Using Paul’s conviction as a foundation, Raffel asserted that ‘the gospel of Christ’s sacrifice for sin is not only the source of the believer’s freedom. But it creates its dynamic of gracious self-denial in the believer’s life to rescue others from the coming final judgment.’ Paul’s understanding of the freedom he won in the Gospel was that it is not to be exercised in his service. Still, to the glory of God (1Cor 10: 31) so that many may be saved (1Cor 10: 33). Raffel’s conclusion on freedom is that the missionary imperative and the plight of the weaker brother for whom Christ died should provide the vital context for the exercise or restraint of personal freedom. He referred to Paul’s Charge in 2 Timothy 4: 2: “Preach the Word be prepared in Season, and out of Season; correct, rebuke and encourage – with great patience and careful instruction.” This charge is the apostolic pattern of ministry authoritatively recorded in the Scripture. There are six main deductions of ministry preaching as used by Raffel in this article, and they are:
- Preach the Word because God has breathed it out;
- Preach it because it is helpful for teaching and correcting and rebuking and encouraging and training;
- Preach the breathed-out Word of God, proclaim it, announce it,
- Declare it, expound it and Expose it;
- Preach the breathed-out Word of God concerning Jesus His Son;
- Preach the Word – Authentic, Apostolic Ministry, not very fashionable, not very technological, and not very entertaining DO IT! And
- Preach the Word so that the Word may do what God breathed it out to do.
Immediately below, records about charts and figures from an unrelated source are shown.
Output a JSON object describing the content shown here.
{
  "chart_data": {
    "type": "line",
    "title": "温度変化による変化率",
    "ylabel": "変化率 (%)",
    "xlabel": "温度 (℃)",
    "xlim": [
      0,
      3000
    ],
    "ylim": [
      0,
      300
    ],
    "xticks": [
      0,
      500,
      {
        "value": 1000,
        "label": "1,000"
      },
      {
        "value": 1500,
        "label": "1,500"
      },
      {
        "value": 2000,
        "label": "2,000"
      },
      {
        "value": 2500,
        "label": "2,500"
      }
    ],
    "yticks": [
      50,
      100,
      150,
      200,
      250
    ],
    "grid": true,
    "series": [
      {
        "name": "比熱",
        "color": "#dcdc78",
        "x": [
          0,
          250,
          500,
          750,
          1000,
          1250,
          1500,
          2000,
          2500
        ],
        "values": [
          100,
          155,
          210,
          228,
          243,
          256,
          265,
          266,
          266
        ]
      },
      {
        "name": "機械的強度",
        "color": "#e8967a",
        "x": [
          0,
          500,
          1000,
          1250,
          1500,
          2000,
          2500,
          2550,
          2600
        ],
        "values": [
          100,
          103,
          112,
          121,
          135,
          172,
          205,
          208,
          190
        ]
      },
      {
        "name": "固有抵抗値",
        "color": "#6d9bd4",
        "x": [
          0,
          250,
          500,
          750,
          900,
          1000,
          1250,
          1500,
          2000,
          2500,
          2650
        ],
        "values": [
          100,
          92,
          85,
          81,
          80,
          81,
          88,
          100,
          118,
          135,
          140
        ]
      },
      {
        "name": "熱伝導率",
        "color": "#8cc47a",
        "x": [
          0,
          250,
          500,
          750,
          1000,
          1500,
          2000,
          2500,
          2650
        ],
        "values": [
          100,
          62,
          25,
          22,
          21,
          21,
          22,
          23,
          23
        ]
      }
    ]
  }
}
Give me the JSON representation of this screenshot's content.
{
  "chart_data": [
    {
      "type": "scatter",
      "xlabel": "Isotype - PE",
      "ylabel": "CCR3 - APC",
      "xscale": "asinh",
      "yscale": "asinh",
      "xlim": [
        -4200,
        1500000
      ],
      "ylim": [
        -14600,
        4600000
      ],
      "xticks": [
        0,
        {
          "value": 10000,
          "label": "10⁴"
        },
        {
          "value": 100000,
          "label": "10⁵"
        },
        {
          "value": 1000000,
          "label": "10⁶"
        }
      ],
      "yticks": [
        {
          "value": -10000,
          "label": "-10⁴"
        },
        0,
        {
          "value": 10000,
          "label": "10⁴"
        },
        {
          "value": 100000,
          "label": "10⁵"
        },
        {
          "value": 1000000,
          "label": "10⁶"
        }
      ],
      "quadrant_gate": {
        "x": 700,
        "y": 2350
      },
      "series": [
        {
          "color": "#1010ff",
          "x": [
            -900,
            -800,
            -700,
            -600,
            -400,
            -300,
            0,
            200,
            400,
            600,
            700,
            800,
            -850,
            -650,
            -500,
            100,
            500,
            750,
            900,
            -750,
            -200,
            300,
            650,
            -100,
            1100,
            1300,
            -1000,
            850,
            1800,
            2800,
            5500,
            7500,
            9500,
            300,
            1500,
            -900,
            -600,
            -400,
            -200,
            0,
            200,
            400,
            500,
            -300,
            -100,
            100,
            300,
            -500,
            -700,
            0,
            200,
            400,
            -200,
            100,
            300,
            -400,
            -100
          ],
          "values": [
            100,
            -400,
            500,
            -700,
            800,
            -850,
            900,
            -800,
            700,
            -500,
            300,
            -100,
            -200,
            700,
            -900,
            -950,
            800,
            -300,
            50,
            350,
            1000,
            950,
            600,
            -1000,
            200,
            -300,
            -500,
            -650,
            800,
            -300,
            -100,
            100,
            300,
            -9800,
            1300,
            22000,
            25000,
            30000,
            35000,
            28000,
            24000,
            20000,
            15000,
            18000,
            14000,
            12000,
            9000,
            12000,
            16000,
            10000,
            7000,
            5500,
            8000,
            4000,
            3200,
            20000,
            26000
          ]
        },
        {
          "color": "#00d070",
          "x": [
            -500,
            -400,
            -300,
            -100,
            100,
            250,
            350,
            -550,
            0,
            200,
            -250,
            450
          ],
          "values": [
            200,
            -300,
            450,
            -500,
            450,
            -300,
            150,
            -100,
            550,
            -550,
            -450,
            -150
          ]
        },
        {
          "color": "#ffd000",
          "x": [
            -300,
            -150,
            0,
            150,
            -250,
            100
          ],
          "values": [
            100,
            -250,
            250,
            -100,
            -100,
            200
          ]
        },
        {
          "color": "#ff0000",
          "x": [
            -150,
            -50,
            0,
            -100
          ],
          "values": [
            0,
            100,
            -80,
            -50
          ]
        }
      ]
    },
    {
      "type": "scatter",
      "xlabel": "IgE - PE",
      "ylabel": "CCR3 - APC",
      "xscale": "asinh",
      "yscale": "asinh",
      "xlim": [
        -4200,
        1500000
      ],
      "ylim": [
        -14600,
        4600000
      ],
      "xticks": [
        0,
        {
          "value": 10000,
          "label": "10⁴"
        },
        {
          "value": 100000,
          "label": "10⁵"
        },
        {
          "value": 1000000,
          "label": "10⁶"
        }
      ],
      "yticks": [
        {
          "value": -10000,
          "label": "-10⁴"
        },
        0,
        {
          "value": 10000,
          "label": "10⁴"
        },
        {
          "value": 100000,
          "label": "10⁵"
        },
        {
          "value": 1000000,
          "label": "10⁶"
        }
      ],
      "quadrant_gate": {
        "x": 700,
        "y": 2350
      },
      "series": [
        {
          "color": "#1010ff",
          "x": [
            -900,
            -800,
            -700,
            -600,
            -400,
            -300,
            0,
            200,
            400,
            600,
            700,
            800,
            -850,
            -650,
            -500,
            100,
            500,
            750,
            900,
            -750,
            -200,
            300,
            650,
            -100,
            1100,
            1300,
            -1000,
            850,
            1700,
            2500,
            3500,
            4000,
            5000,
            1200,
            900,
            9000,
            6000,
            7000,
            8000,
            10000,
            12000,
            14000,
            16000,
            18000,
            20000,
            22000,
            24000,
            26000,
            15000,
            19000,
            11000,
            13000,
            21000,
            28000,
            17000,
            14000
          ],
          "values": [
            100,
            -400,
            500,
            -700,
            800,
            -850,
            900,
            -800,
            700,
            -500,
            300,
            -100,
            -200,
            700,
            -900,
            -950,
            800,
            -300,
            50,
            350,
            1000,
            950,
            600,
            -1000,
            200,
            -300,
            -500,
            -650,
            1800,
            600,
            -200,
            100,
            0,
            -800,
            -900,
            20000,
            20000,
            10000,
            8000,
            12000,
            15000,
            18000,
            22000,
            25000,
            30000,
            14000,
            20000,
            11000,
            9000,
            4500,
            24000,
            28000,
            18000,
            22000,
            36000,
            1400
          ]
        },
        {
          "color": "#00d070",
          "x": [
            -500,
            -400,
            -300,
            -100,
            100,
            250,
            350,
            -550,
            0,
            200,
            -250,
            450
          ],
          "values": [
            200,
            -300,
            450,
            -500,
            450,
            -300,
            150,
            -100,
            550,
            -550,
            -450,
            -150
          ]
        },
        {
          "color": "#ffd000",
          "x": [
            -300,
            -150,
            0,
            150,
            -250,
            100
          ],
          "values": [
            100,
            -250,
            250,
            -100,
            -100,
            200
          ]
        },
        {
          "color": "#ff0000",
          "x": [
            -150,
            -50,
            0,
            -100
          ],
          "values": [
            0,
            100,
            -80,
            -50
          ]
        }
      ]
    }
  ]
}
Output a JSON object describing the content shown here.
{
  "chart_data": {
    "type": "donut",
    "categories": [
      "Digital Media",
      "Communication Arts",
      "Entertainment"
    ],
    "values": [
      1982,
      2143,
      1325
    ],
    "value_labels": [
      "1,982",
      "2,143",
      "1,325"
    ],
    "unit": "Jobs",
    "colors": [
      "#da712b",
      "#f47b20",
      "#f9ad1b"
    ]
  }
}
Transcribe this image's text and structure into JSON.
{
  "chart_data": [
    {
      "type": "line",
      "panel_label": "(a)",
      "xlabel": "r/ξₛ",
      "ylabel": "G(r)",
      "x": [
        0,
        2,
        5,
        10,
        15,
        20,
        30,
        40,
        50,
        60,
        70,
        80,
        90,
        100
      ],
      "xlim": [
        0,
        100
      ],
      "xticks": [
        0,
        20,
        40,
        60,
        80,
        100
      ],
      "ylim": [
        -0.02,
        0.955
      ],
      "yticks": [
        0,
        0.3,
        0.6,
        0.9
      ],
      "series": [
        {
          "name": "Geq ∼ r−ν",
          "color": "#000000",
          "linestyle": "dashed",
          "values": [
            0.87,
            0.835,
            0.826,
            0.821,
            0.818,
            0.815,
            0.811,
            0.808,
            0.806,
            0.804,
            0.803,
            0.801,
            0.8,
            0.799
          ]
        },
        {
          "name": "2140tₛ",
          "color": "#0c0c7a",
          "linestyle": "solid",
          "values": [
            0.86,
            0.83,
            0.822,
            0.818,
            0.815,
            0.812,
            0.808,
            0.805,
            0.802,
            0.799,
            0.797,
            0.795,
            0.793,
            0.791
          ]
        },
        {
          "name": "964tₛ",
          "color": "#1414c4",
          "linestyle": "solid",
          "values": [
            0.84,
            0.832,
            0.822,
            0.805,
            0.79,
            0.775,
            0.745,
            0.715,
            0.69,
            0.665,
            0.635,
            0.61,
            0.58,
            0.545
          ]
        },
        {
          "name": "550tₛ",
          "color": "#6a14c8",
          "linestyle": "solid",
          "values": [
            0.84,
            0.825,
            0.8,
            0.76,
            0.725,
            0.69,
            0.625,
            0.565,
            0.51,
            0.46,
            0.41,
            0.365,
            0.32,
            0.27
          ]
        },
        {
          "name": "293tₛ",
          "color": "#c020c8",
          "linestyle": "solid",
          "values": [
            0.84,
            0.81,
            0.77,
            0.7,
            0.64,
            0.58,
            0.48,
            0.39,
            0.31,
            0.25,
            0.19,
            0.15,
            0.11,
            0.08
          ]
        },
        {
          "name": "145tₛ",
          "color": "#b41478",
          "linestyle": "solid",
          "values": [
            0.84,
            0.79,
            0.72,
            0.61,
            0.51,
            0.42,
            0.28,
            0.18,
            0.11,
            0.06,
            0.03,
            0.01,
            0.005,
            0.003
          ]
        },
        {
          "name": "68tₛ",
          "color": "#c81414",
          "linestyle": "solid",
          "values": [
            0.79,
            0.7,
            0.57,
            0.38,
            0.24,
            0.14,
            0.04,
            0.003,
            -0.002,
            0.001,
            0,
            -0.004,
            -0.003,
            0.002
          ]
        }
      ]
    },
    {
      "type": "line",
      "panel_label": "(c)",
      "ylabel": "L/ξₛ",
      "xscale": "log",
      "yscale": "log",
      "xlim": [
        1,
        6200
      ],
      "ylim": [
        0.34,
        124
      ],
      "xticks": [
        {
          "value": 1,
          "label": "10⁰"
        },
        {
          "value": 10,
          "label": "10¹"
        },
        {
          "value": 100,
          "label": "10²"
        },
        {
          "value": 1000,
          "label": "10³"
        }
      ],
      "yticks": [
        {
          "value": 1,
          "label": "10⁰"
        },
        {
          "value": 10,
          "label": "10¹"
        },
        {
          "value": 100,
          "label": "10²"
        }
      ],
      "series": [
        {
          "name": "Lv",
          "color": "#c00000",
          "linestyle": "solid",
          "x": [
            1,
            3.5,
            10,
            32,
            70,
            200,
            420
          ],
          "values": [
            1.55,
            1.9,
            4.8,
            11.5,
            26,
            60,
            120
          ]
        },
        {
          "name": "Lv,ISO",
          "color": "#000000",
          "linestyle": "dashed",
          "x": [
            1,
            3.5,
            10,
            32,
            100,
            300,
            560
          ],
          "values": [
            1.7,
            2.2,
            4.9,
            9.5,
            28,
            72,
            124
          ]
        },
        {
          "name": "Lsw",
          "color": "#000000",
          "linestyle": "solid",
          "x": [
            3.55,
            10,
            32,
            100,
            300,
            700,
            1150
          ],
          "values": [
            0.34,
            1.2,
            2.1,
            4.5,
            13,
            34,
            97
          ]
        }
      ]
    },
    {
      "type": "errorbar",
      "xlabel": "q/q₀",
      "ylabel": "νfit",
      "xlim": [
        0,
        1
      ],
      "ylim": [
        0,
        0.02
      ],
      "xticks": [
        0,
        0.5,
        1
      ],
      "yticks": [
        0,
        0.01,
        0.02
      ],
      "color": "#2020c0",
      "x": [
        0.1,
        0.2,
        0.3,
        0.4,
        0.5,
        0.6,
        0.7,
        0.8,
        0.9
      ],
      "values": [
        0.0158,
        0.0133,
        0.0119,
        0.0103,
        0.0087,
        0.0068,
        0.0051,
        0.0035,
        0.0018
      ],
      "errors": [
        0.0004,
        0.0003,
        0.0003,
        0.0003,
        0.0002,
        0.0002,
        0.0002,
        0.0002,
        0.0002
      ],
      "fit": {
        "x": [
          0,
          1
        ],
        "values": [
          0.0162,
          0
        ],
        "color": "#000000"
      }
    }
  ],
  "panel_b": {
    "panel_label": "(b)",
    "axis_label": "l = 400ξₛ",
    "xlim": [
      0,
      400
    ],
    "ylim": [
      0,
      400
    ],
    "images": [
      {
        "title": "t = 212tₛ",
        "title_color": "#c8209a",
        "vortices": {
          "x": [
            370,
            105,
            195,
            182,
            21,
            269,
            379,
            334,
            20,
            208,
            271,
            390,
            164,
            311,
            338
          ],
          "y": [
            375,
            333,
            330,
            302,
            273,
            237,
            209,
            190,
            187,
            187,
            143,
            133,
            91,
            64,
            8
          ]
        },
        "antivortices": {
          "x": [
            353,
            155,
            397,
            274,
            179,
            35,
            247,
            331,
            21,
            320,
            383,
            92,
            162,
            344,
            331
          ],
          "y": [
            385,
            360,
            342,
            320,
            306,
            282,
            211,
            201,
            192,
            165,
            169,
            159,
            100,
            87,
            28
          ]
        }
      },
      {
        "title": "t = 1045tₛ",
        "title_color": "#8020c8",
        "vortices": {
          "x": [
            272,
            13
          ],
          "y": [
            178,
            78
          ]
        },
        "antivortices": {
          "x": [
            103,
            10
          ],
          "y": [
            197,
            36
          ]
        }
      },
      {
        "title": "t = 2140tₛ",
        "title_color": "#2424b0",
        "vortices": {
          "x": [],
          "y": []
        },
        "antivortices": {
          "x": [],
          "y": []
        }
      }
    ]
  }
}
Paul’s charge is to use the scriptures for the purpose they have been given. Hear the Scriptures, believe them, pray them, and live them out. Raffel referred to the Anglican articles of religion that the Church has no authority to teach what is contrary to God’s Word and may not require what is not required by God’s Word. He referred to Luke’s records in Acts that the first generation of Gospel preachers brought a dramatic decline in the practice of witchcraft. And then concluded that “The Scriptures are authoritative in the life of the believer and the church because they are the Word of God written, authored by humans, and carried along by the Holy Spirit.” His Church is built by God’s Word of Grace (Acts 20: 32) as His Word dwells amongst the people, so they are clothed with Christ (Col 3: 12 – 17).
Today, as in the past, the Scripture is defensive and protective. God’s Armour is for the believers by the authority of the Scripture. Believers are engaged in a spiritual battle. Paul told Christians to use every piece of God’s Armour to resist Satan’s attacks and to stand true to God amid those attacks.